Kibitzing most welcome…

**Notes**

- For those reading this entry months or years later and don’t have the skills to translate between calendars on the fly, it’s the first day of Passover, and traditionally asking the four questions is the privilege/obligation of the young. [↩]
- How can you combine studies that are so different??? [↩]
- And if you’re not satisfied by simple aggregation, you can code studies by characteristics and get fancy… [↩]
- You can interpret more recognizably historical questions as variants on uniqueness: continuity vs. discontinuity, contingency and causation, etc. [↩]
- Including influence measures in statistical packages. [↩]
- I used logistic regression in the analysis. Want to quibble more? Read the book! [↩]
- Other important caveat: that relationship may have changed since 1980–I should update the analysis with 2000 census and ACS data. [↩]
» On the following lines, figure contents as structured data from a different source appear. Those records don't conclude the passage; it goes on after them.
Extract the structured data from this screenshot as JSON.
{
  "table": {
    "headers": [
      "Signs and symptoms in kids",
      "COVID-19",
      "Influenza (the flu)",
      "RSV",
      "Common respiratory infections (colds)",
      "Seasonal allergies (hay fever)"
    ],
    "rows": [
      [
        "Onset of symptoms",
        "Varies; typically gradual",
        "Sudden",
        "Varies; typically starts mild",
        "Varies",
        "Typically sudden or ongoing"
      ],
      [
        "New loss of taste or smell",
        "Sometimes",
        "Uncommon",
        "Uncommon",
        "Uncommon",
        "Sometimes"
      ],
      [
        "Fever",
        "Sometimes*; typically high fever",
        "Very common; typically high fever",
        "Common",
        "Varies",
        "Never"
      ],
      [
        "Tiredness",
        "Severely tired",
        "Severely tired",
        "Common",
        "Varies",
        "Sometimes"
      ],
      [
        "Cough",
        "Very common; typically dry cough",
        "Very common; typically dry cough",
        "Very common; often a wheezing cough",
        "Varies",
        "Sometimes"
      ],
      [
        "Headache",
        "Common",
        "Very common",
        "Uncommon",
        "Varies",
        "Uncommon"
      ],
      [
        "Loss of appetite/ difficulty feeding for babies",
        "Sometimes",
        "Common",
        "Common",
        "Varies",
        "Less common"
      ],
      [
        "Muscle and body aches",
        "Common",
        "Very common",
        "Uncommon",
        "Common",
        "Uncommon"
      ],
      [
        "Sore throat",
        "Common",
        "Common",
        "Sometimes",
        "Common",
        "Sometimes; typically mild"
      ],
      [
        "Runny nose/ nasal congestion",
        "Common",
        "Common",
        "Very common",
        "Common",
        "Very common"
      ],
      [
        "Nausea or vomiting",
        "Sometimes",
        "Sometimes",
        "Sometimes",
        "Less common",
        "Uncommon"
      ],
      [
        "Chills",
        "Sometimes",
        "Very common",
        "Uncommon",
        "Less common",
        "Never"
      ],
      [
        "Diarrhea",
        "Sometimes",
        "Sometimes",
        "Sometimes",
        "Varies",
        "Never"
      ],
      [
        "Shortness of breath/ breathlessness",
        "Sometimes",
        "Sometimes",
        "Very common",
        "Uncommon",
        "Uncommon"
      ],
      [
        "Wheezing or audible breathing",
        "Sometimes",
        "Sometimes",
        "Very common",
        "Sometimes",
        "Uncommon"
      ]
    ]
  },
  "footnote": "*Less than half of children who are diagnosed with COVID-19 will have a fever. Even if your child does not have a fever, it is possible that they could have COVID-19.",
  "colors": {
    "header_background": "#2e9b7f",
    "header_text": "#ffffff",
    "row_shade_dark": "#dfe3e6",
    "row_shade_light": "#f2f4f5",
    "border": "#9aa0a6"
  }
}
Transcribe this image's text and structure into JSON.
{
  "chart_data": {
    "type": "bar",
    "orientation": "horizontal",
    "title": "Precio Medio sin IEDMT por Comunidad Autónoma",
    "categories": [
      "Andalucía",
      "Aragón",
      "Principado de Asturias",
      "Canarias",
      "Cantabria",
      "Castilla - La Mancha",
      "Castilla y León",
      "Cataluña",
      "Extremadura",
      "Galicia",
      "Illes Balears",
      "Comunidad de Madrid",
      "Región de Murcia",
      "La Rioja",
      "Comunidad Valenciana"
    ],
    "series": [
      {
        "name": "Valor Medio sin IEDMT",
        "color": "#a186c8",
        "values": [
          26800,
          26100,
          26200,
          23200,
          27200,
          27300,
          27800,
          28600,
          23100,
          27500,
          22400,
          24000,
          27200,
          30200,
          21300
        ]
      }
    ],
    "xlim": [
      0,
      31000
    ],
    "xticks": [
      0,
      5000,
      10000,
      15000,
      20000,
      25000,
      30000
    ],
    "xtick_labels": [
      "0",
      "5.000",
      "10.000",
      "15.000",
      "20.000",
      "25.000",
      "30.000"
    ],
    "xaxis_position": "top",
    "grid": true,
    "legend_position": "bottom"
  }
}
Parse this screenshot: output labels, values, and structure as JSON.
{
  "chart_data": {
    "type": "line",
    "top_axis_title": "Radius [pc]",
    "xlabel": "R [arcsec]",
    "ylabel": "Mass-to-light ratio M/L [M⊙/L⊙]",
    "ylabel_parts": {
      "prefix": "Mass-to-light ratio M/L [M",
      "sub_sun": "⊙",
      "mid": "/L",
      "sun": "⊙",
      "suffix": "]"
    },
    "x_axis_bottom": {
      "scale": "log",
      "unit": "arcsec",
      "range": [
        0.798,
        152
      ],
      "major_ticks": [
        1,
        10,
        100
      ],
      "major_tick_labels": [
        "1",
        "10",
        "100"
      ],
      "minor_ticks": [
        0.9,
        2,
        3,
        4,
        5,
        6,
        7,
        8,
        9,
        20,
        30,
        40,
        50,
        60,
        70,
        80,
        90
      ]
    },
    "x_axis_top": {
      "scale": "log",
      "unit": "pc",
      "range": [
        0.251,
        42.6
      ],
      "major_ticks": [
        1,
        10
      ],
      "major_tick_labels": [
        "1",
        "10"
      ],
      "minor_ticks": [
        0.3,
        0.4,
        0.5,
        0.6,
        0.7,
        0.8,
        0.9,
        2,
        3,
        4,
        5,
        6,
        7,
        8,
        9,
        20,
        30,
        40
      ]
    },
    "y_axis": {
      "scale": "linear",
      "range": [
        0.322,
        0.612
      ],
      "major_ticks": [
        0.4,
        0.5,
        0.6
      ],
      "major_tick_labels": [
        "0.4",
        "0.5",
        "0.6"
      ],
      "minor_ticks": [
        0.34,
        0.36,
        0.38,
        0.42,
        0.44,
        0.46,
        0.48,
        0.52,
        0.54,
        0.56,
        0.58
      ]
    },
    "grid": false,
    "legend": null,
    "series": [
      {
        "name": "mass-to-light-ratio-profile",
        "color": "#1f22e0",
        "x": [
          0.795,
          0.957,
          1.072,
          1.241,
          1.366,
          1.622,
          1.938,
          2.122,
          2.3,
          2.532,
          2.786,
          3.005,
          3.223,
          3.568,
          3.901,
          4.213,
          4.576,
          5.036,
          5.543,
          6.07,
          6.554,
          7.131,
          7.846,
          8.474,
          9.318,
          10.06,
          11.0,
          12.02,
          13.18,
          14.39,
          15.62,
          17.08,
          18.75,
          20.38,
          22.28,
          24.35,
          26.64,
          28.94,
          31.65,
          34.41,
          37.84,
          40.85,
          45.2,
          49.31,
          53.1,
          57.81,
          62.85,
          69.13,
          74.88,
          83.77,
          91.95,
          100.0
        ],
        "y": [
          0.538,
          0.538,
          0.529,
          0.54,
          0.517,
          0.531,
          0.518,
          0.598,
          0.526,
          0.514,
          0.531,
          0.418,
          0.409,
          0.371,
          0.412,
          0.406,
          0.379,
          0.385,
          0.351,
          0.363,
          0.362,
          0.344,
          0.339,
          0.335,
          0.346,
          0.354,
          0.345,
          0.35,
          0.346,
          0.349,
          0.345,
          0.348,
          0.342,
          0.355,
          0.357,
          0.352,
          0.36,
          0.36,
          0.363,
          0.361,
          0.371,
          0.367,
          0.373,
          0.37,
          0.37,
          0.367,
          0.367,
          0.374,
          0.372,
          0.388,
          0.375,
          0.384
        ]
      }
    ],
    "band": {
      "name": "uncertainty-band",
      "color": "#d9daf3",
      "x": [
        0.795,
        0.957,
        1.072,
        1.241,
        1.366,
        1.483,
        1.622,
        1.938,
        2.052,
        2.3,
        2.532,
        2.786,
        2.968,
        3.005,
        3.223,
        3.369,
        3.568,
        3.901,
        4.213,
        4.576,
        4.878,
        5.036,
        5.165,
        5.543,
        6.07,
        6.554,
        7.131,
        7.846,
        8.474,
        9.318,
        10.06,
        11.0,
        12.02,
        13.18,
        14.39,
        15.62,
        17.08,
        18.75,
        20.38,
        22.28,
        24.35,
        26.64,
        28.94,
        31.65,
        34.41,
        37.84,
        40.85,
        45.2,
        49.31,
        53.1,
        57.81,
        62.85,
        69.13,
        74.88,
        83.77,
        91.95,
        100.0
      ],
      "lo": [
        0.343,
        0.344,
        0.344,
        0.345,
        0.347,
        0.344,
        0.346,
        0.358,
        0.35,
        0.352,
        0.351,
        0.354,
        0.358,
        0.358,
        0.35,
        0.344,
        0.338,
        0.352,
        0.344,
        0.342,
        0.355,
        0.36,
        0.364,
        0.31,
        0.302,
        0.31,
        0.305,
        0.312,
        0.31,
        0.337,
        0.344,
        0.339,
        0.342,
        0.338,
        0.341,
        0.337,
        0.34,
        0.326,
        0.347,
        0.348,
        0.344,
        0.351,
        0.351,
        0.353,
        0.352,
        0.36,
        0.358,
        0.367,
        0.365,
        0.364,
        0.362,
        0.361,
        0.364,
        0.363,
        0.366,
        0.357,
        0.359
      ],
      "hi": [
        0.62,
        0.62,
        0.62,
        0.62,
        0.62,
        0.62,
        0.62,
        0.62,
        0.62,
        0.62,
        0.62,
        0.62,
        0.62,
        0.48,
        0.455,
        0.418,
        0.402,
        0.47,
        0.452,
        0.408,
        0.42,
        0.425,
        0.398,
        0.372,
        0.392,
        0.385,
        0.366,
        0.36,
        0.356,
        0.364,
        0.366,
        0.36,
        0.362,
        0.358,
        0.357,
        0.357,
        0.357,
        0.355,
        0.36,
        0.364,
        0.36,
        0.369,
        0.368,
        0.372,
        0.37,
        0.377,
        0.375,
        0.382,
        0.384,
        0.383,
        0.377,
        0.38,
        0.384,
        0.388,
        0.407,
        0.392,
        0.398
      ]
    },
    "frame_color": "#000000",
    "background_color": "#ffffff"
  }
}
An obvious “day after” observation: of course there’s a huge literature on statistical smoothing that is somewhat related, in the idea of splitting general patterns from deviations, as well as the too-often-ignored art of residual analysis.

Hey Sherman– I shared this and discussed it with Doug Harris and Geoffrey Borman, who had these thoughts to add. You asked the question, “how do we know that the census samples from later in the 20th century are different from earlier?” It seems you mean this in terms of some model (rather than descriptives)? If so, there are lots of fairly standard ways to do this. One is to merge the samples with lots of interaction terms related to the key sample characteristics and see whether the interactions are significant with an F-test. Also, as you note, one can specify random effects meta-analytic models to test if effects (or relationships) vary by study (or sample) and if they do vary, you can specify methodological and/or substantive predictors coded for each sample to determine the underlying moderators of the effects/relationships.

Wouldn’t that do it?

Sara,

You, Doug, and Geoffrey are right on the question of models with comparable data structures — merge samples, code for year. That’s not really “plodding analysis,” but it’s part of the contemporary toolset for narrow questions. I’m playing around with whether you can look at broader structures, and I may be completely off my rocker here.

The pleasure of being tenured: not only is my job safe if I look like an ass in public being wrong, but I

shouldtake such risks, as long as I am being honest.the last part of your comment is now my new motto. I adore it.